Aus der Ferne die Bremsen

eines fremden Autos steuern

Gelinge es einem Hacker, die volle Kontrolle über das Smartphone zu erlangen, könnten die Zugangsdaten der Auto-Apps einfach abgefischt werden, schreiben die Forscher auf dem Unternehmensblog. Sicherheitsmechanismen dagegen, wie sie etwa bei Online-Banking-Apps längst üblich seien, fehlten.

Theoretisch können Angreifer sich also Zugang zum Fahrzeuginneren verschaffen. Starten lasse sich der Wagen ohne Schlüssel zwar zunächst trotzdem nicht – versierte Hacker seien vom Innern des Fahrzeugs aus aber in der Lage, einen Fake-Schlüssel zu programmieren und damit das Auto zu stehlen. Noch ist nur ein relativ kleiner Teil bereits digital vernetzter PKW von derlei Risiken betroffen, doch die Zahl wächst rasant: Der IT-Marktforscher Gartner schätzt, dass 2016 zwölf Millionen PKW mit Funkschnittstelle gebaut wurden. 2020 sollen 60 Millionen vernetzte Wagen die Werke verlassen.

Sicherheitsexperten zeigten schon oft medienwirksam die Schwachstellen moderner Autos. In einem Youtube-Video demonstrierten beispielsweise chinesische Sicherheitsforscher im September 2016, wie sie Teslas Topwagen Model S in ihre Gewalt brachten, ohne direkten Zugang zum Fahrzeug zu haben. Sie mussten lediglich warten, bis sich das Elektroauto in ihr manipuliertes W-Lan-Netz einwählte, schon konnten sie ins System des Autos eindringen. Einmal gehackt, ließen sich aus der Ferne nicht nur die Fensterscheiben heben und senken, sondern auch die Bremsen vom Schreibtisch aus steuern.

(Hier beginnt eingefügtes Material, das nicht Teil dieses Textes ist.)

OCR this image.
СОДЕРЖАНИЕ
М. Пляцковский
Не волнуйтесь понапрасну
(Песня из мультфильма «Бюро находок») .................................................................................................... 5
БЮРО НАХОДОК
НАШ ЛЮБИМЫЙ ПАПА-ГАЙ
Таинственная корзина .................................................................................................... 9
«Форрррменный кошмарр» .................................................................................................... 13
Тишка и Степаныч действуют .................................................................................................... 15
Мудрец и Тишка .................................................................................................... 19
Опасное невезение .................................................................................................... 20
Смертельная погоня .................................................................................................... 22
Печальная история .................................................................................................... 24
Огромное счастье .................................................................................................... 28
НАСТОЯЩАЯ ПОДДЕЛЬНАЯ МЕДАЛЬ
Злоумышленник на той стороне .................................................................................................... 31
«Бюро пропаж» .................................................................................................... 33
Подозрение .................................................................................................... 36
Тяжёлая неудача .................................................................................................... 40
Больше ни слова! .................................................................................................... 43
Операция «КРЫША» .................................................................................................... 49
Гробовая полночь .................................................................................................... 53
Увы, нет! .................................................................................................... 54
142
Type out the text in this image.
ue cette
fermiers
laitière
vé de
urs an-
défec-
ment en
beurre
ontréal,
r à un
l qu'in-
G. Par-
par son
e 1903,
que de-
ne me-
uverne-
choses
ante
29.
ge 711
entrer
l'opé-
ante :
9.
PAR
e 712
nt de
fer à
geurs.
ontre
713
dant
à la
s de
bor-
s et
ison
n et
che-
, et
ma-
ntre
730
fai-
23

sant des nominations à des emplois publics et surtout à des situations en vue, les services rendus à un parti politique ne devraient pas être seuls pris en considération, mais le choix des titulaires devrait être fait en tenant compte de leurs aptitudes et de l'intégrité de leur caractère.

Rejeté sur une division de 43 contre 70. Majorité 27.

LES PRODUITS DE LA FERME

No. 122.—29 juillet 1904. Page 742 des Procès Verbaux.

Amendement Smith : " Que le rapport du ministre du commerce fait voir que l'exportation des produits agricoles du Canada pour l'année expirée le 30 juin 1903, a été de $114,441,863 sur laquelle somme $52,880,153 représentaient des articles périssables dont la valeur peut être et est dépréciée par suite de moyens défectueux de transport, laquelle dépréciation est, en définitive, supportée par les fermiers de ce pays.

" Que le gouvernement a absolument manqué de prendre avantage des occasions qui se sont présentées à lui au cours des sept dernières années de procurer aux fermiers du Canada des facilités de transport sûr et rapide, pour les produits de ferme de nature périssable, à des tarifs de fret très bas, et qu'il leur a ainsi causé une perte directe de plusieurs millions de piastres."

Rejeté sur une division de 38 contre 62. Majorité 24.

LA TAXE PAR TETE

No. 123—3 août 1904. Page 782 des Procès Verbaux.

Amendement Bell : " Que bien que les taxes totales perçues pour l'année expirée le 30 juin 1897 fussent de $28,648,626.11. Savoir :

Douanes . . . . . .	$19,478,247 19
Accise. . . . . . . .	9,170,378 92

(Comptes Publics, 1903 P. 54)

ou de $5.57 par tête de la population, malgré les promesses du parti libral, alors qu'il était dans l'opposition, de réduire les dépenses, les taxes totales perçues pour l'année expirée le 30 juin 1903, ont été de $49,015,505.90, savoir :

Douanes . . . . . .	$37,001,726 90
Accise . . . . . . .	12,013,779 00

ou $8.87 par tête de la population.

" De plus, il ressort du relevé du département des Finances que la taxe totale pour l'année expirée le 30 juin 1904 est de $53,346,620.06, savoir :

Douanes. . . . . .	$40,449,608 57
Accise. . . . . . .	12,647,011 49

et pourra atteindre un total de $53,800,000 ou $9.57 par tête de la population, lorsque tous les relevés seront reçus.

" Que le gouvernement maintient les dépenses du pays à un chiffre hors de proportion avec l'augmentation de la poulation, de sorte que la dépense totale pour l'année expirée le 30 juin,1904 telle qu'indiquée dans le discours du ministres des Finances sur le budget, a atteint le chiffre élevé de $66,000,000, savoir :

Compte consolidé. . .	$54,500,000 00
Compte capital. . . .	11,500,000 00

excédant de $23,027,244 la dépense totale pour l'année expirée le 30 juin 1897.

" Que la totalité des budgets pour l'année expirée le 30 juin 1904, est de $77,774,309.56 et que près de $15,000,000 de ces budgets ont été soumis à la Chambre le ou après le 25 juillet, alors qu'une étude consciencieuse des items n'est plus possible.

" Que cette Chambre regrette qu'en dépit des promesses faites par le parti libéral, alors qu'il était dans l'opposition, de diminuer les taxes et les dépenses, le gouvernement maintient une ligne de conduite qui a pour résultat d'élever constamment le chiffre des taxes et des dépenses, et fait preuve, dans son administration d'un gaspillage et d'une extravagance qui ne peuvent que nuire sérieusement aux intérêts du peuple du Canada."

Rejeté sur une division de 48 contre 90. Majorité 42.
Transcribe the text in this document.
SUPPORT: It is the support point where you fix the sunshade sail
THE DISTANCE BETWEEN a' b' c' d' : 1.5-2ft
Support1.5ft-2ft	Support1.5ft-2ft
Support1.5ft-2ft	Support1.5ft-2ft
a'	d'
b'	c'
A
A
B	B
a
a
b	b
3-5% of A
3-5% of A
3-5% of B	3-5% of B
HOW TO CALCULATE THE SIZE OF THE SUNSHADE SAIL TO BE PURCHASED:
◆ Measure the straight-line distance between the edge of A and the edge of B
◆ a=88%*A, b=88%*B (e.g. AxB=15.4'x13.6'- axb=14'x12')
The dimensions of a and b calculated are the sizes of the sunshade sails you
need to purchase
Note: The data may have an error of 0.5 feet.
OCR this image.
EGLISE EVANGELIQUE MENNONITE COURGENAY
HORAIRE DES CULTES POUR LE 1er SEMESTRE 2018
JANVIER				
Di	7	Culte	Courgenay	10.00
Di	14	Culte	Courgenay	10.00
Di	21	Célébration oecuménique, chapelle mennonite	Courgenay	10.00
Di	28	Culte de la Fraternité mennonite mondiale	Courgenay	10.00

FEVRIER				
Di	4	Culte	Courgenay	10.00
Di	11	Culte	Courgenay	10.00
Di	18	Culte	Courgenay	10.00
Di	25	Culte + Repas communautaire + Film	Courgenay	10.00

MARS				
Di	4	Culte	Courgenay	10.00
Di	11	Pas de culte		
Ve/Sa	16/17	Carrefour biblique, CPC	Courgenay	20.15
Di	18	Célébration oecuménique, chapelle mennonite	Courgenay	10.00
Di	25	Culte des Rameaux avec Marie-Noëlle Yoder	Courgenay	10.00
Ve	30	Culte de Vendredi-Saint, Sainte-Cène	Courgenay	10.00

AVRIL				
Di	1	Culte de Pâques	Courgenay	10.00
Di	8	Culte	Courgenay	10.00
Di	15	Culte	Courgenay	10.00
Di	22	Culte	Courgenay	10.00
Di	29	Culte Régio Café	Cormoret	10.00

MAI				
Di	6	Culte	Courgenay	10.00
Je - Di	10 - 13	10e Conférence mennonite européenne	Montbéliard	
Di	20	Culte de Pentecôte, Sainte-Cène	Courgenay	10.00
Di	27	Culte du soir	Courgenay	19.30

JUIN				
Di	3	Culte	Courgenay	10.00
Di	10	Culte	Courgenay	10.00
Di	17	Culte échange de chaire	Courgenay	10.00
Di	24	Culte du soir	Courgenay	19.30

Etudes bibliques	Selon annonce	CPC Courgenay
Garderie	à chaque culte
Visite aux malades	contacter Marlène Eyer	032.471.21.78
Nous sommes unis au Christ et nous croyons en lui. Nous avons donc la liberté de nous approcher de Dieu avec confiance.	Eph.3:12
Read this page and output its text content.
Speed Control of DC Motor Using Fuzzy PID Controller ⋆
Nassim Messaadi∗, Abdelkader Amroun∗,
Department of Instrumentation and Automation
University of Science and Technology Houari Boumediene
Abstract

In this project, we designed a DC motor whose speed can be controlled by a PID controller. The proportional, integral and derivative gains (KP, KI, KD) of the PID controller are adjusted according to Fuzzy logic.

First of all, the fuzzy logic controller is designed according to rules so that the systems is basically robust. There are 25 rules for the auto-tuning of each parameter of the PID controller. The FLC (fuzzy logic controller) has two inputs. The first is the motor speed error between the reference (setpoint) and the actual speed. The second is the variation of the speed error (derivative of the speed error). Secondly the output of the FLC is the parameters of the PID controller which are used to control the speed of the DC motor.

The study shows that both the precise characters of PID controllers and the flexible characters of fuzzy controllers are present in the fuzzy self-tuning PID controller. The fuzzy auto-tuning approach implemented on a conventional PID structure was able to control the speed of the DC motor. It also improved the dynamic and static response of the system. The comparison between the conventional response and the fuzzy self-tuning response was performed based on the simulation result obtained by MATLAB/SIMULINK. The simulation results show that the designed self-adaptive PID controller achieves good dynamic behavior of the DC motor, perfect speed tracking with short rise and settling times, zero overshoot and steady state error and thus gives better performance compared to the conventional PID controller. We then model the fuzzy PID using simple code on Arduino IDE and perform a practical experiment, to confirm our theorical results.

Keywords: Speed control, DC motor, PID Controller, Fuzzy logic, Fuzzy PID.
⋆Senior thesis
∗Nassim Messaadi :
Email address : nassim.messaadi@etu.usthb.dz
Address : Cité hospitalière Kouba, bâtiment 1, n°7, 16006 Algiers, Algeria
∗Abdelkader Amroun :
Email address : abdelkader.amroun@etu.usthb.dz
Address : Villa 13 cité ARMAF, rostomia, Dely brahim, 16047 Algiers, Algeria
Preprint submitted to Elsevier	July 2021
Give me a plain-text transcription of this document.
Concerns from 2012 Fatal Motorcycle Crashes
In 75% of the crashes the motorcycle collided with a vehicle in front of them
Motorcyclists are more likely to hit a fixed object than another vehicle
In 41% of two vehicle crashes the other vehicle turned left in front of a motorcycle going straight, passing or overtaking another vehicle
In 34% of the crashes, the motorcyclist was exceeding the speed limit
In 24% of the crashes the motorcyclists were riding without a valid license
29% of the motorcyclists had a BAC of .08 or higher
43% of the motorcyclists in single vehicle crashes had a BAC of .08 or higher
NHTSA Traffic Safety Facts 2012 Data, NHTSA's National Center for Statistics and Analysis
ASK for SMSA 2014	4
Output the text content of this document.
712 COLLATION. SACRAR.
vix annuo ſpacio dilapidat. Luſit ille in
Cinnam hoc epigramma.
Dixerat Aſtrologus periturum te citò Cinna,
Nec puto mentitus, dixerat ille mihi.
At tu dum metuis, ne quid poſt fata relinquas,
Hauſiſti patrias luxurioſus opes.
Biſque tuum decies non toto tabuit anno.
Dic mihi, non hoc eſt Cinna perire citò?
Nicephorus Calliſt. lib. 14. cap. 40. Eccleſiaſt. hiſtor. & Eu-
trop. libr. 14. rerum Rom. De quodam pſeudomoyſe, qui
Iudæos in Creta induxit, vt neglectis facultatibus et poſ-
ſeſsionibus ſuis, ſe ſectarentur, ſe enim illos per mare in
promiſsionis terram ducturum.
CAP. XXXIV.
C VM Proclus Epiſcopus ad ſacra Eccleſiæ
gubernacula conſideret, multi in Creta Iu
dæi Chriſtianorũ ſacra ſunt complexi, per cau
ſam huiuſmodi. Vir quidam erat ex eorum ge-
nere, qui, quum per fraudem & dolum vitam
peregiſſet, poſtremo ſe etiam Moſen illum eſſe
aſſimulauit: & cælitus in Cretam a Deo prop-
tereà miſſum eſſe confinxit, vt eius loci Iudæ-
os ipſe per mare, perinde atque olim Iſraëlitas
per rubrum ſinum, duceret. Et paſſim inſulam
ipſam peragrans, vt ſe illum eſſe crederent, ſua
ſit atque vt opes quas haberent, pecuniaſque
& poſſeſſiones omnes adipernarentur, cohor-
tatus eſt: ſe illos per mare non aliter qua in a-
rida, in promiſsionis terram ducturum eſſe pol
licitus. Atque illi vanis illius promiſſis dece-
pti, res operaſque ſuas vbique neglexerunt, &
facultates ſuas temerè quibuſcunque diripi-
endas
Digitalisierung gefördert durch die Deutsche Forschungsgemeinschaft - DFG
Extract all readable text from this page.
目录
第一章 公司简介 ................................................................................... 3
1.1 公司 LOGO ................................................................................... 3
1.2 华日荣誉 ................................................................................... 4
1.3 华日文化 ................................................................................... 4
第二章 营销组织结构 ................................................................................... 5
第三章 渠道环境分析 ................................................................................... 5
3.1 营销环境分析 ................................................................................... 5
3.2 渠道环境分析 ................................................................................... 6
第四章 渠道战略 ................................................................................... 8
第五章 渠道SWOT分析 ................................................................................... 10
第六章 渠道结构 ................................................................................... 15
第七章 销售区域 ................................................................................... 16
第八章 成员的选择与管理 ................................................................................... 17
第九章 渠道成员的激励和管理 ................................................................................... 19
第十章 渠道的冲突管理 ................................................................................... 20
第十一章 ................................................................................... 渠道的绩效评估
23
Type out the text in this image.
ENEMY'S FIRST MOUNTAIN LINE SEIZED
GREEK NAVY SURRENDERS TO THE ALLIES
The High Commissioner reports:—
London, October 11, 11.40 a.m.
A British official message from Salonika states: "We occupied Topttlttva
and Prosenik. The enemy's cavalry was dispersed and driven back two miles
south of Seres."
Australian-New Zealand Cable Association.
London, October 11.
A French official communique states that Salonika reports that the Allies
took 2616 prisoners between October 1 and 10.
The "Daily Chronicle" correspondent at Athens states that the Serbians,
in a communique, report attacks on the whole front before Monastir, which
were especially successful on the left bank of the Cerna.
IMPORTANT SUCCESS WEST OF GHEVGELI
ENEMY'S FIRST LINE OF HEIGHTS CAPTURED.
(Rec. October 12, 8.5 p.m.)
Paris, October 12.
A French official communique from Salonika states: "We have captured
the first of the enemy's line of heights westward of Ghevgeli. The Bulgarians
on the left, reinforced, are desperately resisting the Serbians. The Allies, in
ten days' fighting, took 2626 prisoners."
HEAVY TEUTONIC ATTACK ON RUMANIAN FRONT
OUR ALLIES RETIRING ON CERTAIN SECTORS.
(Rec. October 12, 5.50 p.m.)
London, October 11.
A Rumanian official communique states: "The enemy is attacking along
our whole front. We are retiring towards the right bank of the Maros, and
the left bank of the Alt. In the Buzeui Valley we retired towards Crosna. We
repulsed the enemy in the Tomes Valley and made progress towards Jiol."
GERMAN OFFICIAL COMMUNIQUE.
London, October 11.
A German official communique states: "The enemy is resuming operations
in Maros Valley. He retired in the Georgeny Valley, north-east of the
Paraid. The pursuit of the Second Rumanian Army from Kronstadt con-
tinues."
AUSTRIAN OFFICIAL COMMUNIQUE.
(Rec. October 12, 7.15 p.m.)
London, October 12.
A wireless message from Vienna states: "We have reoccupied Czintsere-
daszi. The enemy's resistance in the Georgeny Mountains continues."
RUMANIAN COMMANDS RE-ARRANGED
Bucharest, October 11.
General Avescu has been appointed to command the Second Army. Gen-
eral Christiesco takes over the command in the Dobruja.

Tesla ist kein Einzelfall. Schon 2015 zeigten Hacker, wie sie Fahrzeuge von BMW, Mercedes und Chrysler nach einem Angriff auf die Apps öffnen und starten konnten. Beim bisher spektakulärsten Fall kaperten Sicherheitsexperten 2015 vom eigenen Wohnzimmer aus einen Jeep Cherokee, der gerade mit 100 Kilometern pro Stunde über den Highway brauste – und dessen Bremsen plötzlich in der Hand der Hacker lagen.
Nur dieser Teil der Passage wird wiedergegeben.